When we applied these questions to a new blood test for acute heart disease – the extremely sensitive cardiac troponin (HS-cTn) – we found that we had answered yes to most of them.

This new test was evaluated during a major test in Scotland. The trial found that among the patients presenting to the hospital with a possible heart attack, the new test (HS-cTn) allowed more people to be told that they had suffered a heart muscle injury.

This has also led more people to undergo additional tests, such as coronary angiogram (type of X-ray imaging), to the prescription of anti-platelet (anticoagulants) and to other drugs to prevent heart disease. The risks of coronary angiography are rare, but include heart attacks, strokes, arrhythmias, infections, and bleeding. Bleeding is a major side effect of antiplatelet medications.

Surprisingly, the new test does not mean that fewer people died of heart attacks in the following year, as expected, despite the increased number of people being treated. This possibility, or other longer-term benefits, was not excluded from the trial, so we could not answer the last question with confidence.

The new test, HS-cTn, was introduced in Australia in 2010 and is now widely used in Australia, Europe and the United States. But we still do not know if its use improves the lives of patients.

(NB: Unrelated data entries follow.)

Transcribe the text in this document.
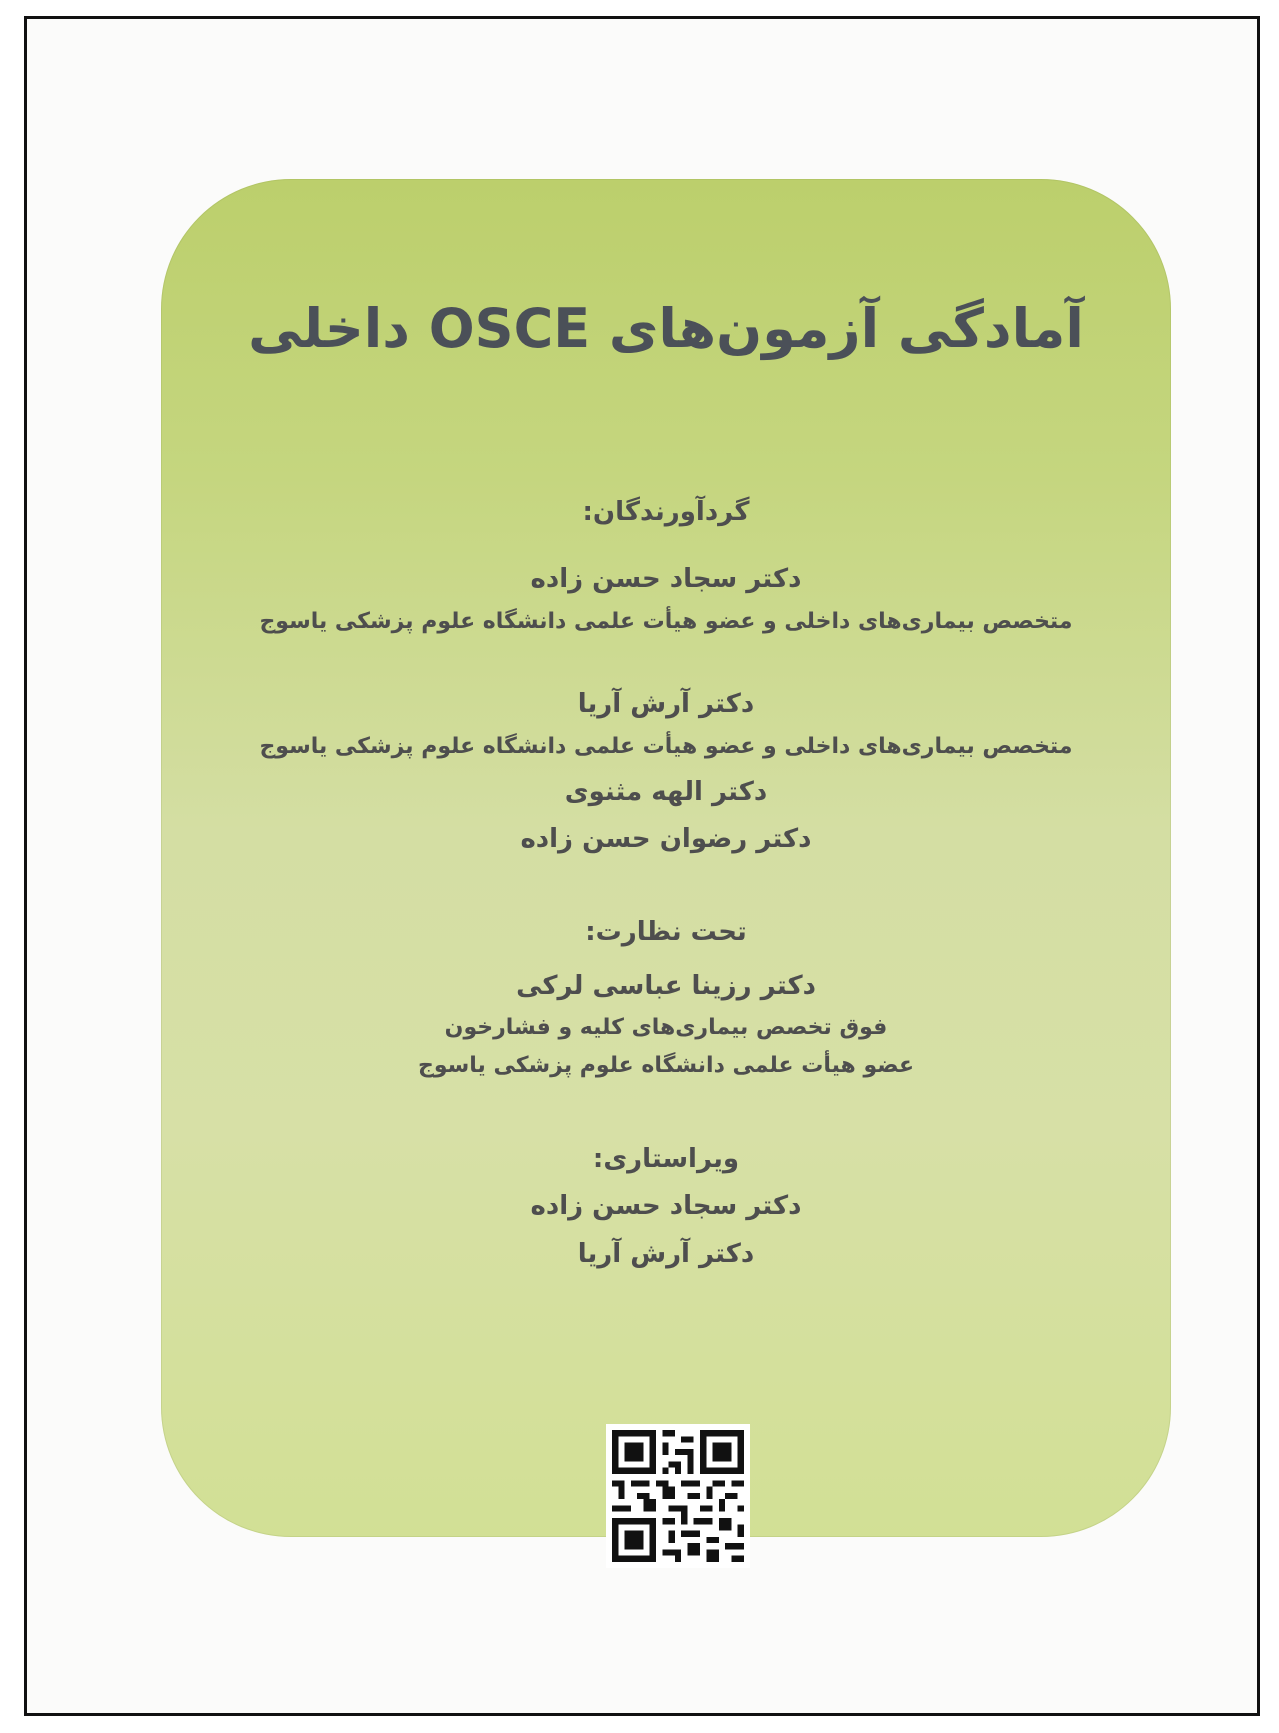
آمادگی آزمون‌های OSCE داخلی
گردآورندگان:
دکتر سجاد حسن زاده
متخصص بیماری‌های داخلی و عضو هیأت علمی دانشگاه علوم پزشکی یاسوج
دکتر آرش آریا
متخصص بیماری‌های داخلی و عضو هیأت علمی دانشگاه علوم پزشکی یاسوج
دکتر الهه مثنوی
دکتر رضوان حسن زاده
تحت نظارت:
دکتر رزینا عباسی لرکی
فوق تخصص بیماری‌های کلیه و فشارخون
عضو هیأت علمی دانشگاه علوم پزشکی یاسوج
ویراستاری:
دکتر سجاد حسن زاده
دکتر آرش آریا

We can not say for sure if this new test leads to overdiagnosis, but there are enough red flags to indicate that this could be a problem. We need to further evaluate the new test.

More control of new tests needed

Although we have used the example of HS-cTn, the same reserves and uncertainties apply to the introduction of many new tests.

New tests are generally not subject to the same standards of evidence of benefit as drugs, before being allowed (and often promoted) in the marketplace. It's time to change the rules.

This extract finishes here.